Windows Media Center was removed from Windows 10 and is not available on Windows 11. WTV files can still be opened in Windows 10 using third-party players like VLC or MPC-HC, but native Media Center DVR library integration is only available on Windows Vista, 7, and 8. If you need broad modern compatibility, MP4 is likely a better long-term format choice.
Yes, this is a lossy re-encode. The video is re-compressed with H.264 at CRF 23 and the audio is re-encoded to AAC at 128k, regardless of the quality of the source MP4. If your original MP4 was encoded at a higher quality setting, some generation loss will occur. To minimize quality loss, you can lower the CRF value (closer to 0 means higher quality but larger files) in the FFmpeg command before running it locally.
To improve video quality, lower the '-crf' value in the command — for example, '-crf 18' produces noticeably higher quality than the default '-crf 23', at the cost of a larger file. To increase audio fidelity, raise the '-b:a' value to '192k' or '256k'. For example: 'ffmpeg -i input.mp4 -c:v libx264 -c:a aac -crf 18 -b:a 192k output.wtv'. These changes are especially practical when running the command locally on files larger than 1GB.

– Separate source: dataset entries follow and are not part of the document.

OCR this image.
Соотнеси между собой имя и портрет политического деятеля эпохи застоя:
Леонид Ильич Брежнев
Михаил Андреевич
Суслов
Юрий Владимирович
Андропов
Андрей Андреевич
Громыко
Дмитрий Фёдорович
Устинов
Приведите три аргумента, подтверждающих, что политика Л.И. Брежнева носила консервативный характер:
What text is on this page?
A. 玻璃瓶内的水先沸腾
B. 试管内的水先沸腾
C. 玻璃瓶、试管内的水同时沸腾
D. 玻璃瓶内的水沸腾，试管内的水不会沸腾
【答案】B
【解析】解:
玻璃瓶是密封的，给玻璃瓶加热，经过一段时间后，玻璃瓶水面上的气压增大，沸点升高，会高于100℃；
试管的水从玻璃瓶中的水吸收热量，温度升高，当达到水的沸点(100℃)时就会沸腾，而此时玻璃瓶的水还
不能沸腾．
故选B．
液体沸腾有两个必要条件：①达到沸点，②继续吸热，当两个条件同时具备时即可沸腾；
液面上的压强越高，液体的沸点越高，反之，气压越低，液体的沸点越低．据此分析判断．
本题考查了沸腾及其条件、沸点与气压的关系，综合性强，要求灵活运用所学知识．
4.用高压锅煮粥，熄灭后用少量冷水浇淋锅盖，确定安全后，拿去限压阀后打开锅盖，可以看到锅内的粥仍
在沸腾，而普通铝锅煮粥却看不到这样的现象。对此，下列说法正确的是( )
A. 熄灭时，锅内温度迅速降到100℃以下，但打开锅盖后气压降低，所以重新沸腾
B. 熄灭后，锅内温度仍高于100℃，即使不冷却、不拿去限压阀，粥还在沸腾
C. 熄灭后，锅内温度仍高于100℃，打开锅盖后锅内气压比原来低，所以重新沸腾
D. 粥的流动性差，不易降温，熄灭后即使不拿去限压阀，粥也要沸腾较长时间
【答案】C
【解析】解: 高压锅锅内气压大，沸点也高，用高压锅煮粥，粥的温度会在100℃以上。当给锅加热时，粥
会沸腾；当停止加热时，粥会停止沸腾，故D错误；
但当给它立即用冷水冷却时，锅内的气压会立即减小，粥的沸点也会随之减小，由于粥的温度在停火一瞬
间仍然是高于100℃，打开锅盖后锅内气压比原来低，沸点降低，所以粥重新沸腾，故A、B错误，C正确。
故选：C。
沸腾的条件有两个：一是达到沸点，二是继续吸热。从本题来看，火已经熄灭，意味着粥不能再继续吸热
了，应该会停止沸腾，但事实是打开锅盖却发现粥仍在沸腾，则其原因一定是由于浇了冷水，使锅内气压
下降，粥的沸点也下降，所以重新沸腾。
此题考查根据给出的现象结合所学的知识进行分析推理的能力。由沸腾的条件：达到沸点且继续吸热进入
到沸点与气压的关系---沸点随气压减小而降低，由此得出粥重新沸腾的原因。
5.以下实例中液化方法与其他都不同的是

Yes. On Windows, you can use a for loop in Command Prompt: 'for %f in (*.mp4) do ffmpeg -i "%f" -c:v libx264 -c:a aac -crf 23 -b:a 128k "%~nf.wtv"'. On macOS or Linux, use: 'for f in *.mp4; do ffmpeg -i "$f" -c:v libx264 -c:a aac -crf 23 -b:a 128k "${f%.mp4}.wtv"; done'. The browser-based tool processes one file at a time, so the command-line approach is far more practical for batch jobs.

Technical Notes

WTV is a proprietary Microsoft container format introduced with Windows Vista Media Center, internally based on Microsoft's Advanced Systems Format (ASF) technology — the same family as WMV/WMA — extended to carry broadcast DVR metadata such as program guide data, channel information, and recording timestamps. Despite this ASF heritage, FFmpeg supports WTV encoding using standard codecs: libx264 for video and AAC or MP3 for audio. Notably, the MJPEG video codec is also supported in WTV for motion-JPEG workflows, though H.264 is the default and most practical choice. The WTV container does not support the ISO Base Media File Format features that make MP4 versatile for web use, such as fast-start atom reordering, chapter atoms, or TTML/WebVTT subtitle formats. Metadata embedding in WTV is supported at the broadcast-recording level (title, channel, description), but application-layer metadata like iTunes-style tags from your MP4 may not map cleanly. For files over 1GB — common with long recordings — the displayed FFmpeg command is especially valuable for running the conversion locally, as desktop FFmpeg has no file size ceiling and will outperform browser-based processing for large inputs.